We believe that regardless of the child’s temperament, environmental conditions that simultaneously imbue feelings of safety and security with feelings of being free to learn and grow and be a unique individual create the best outcomes for the developing emotional and psychological apparatus.
What it all comes down to is the hard to quantify but very real sense of being lovable or unlovable. People who feel lovable might not think about the fact too much but they never doubt it. This feeling of lovability means having been sanctioned by the gods as ‘good’, as ‘worthy’, as ‘chosen’, and in adulthood it accounts for high self-esteem, for the strong belief in the capacity to confront and overcome various problems of living, for the ability to enter into relationships with an open, loving attitude unfettered by the various psychological defense mechanisms that get built up over the years in less than ideal cases. We might call these defense mechanisms baggage.
The various defense mechanisms and their various larger neuroses get put into place because of the deep seated, barely conscious feeling of being unlovable, a feeling implanted in infancy, childhood, and adolescence when attachment patterns with primary caregivers are marred by abuse, abandonment, neglect, or other traumas. Most people take the feeling of being lovable or unlovable to be something they own personally, something that’s the result of their own traits, the result of who they are as people. They don’t consciously trace the feeling back to the quality of the relationship with primary caregivers.
When abuse, abandonment, neglect, or other traumas dominate the relationship it’s as if the godlike figures are saying ‘you’re bad’, ‘you’re unworthy’, ‘you’re deficient’. Again the thing to remember here is that the primary caregiver’s words and actions take on larger than life dimensions in the mind of the child. It’s not just a person doing the abusing or abandoning or neglecting, it’s an all knowing, all powerful, all wise god abusing, abandoning, or neglecting. Therefore there must be something inherently wrong with the child since there couldn’t possibly be anything wrong with the god. At least that’s the unconscious conclusion the child comes to.
Enter repetition compulsion in adulthood. Adults whose childhoods were marred by abuse, abandonment, neglect, or other traumas bring these unhealed traumas along with the defense mechanisms and neuroses meant to blot out their existence from conscious awareness into every subsequent intimate adult relationship. The same sort of abuse, abandonment, neglect, or other trauma experienced in childhood ends up playing itself out in the adult relationship. These people will blame everyone and everything except themselves for the dysfunction found in their close relationships but they’re the ones bringing in the as yet not dealt with emotional and psychological baggage, they’re the ones unconsciously arranging the situation to make sure the same sorts of interactions and the same result play out as played out in childhood.
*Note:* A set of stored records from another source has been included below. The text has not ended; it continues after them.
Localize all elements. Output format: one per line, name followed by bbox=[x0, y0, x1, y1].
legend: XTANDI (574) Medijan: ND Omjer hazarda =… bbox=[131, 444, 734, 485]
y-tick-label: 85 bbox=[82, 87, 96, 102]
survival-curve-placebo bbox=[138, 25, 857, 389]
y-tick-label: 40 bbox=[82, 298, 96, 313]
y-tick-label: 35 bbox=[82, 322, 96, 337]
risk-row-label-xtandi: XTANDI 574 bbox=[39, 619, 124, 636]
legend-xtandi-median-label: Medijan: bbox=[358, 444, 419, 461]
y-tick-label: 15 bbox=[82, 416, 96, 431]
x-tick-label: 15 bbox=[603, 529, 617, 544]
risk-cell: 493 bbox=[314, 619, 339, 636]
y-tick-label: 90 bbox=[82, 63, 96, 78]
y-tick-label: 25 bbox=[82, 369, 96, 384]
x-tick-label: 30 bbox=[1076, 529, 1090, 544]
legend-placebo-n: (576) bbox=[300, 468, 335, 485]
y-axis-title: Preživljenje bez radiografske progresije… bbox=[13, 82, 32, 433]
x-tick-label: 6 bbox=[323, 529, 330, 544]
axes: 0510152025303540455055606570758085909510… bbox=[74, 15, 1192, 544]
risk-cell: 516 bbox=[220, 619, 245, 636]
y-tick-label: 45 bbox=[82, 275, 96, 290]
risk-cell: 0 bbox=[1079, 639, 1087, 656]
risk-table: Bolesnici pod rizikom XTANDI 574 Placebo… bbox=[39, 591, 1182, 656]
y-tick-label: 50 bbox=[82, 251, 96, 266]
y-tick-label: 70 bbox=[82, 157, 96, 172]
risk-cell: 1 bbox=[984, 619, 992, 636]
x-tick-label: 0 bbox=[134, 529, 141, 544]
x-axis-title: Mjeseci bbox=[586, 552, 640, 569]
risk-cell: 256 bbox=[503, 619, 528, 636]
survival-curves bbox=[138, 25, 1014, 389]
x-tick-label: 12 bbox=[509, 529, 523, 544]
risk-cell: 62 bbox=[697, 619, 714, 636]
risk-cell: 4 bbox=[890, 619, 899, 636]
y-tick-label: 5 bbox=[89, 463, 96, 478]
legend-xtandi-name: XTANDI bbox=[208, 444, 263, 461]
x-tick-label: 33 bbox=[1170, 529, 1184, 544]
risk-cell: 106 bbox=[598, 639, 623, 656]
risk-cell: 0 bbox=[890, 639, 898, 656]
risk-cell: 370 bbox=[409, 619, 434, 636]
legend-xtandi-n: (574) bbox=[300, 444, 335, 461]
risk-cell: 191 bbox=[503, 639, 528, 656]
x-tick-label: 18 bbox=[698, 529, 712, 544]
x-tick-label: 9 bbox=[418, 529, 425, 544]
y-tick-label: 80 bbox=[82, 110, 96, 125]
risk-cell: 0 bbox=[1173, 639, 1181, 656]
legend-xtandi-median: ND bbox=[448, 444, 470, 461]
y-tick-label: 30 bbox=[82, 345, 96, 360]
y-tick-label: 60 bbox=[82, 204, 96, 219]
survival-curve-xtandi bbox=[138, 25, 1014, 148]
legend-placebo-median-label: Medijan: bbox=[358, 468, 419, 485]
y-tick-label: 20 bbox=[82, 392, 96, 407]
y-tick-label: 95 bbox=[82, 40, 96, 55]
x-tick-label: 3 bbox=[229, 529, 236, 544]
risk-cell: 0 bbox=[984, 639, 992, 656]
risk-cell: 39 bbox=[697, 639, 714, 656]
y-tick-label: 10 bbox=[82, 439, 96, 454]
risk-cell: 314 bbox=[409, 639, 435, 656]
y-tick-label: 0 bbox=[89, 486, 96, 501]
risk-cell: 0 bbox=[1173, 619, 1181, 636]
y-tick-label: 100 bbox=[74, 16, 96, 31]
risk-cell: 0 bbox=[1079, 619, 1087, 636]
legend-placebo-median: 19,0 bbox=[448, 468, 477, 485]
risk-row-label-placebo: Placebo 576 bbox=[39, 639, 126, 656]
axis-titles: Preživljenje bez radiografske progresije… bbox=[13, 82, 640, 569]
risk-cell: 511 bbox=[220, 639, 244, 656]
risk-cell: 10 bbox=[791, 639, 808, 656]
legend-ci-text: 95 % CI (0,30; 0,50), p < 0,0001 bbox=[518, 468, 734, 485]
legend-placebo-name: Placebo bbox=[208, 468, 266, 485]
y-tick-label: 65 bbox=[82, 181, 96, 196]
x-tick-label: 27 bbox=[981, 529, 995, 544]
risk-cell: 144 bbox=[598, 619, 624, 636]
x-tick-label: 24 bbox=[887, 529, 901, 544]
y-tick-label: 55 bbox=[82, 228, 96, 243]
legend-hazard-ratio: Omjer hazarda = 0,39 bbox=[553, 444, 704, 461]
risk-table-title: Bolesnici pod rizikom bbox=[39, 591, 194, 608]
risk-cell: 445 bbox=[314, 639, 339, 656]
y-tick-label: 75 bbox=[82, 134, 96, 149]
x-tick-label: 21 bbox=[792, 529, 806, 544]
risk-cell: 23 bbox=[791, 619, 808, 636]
The tragic part about all of this is that repetition compulsion is meant as a way to try to redo the primary relationship, to finally get some sort of closure through making things turn out differently in the adult relationship. But things always turn out the same way, with abuse, abandonment, neglect, or some other trauma, because of that deep seated feeling of unlovability and those dysfunctional defense mechanisms meant to find relief from it. It’s kind of like constantly starting up new games of chess, always hoping the next game will be the first win, but using all the same moves while searching out similar types of players, so that the result always ends up being the same.
The flawed unconscious reasoning process behind repetition compulsion is that by setting up similar conditions in adult relationships and finally getting a result of feeling lovable, the pain of the unhealthy primary relationship will be healed, will be retroactively made good. But healing has to go in the other direction, it has to start at the source. Only through working through the primary relationship and getting closure there, through tracing unhealthy behavior patters in adulthood to the feeling of being unlovable and then leaving these unhealthy patterns behind can the stage be set for healthy, productive relationships in adulthood.